Era un pibe ávido, intrépido, sediento. Su interés por los hechos noticiosos y las palabras escritas tienen cimientos en su primera infancia, en sus miserias afectivas y económicas. Escribió: “Cambiaba caños por libros usados para hablar de la pobreza sino para que se entienda cómo, desde ahí, se puede ver el mundo. Me formé con los restos de un naufragio: revistas viejas, libros insólitos, diarios de viaje, seguí la lógica de bibliotecas ajenas”.
En un comedor pequeño y oscuro de su segunda casa halló entre el polvo y el olvido tomos de la Enciclopedia Espasa-Calpe. Invirtió ahí toda su curiosidad y voracidad lectora. Uno de los tomos tenía la letra T. Se interesó particularmente por Tutankamón. Sus padres -el vacío de un reparo paterno- ocupaban sus pensamientos. “Una vez, no puedo saber la edad, dibujé en una hoja de cuaderno sobre la mesa del comedor dos tumbas. Una ruta que terminaba en dos tumbas. Mis padres, escribí, y rompí el papel. Ahora me pregunto si eran ellos, o los que no conocí nunca”, confesó.
La primera biblioteca que visitó en su vida pertenecía a su tío Dionisio: la había heredado de un escritor colombiano que pasó su exilio en Buenos Aires, José Antonio Osorio Lizarazo. Mientras su rutina daba vueltas en círculo entre Avellaneda y Sarandí, visitaba el mundo durante esas horas de lectura. No era su única vía de escape. En el fondo de la casa de su abuela, piezas desvencijadas que una década atrás habían albergado a inquilinos pasajeros se convirtieron en un museo de desperdicios: repuestos automotores, chatarras, ruinas, dos limoneros, un gallinero, infinidades de papeles para leer. Libros, diarios y revistas a merced. Vendía cañerías, pedazos de plomo, metales, botellas, placas de bronce cerca del arroyo Sarandí para comprar más libros en diagonal a la esquina de la fábrica de Duperial.
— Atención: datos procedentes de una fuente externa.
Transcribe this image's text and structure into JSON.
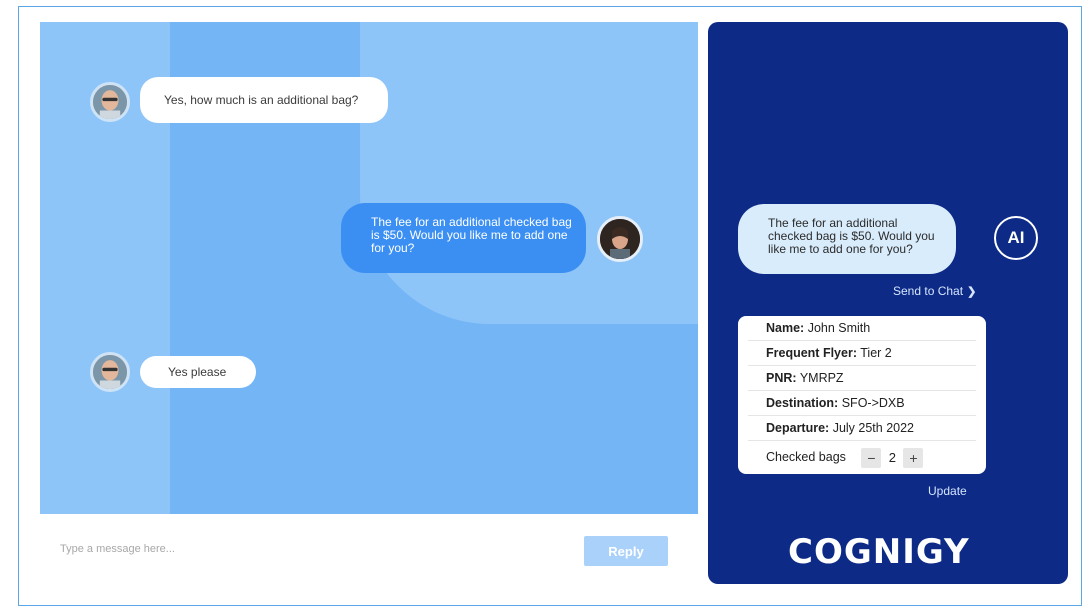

Ignoraba que estaba madurando su vocación. Su primera nota fue una tarea de colegio. Tenía diez años. “Tienen que traer para mañana una biografía breve de Conrado Nalé Roxlo”, indicó el docente a cargo. El personaje en cuestión era -describió Lanata- “un simpático poeta menor, de esos que en la escuela nos enseñaron a odiar bajo la obligación de ser leídos”. La bibliografía era escasa y ajena. No había forma de encontrar nada sobre este no solo poeta, sino también escritor, periodista, guionista, libretista, dramaturgo y humorista. No se resignó. Lo buscó en el lugar donde no podía ausentarse: la guía de teléfono.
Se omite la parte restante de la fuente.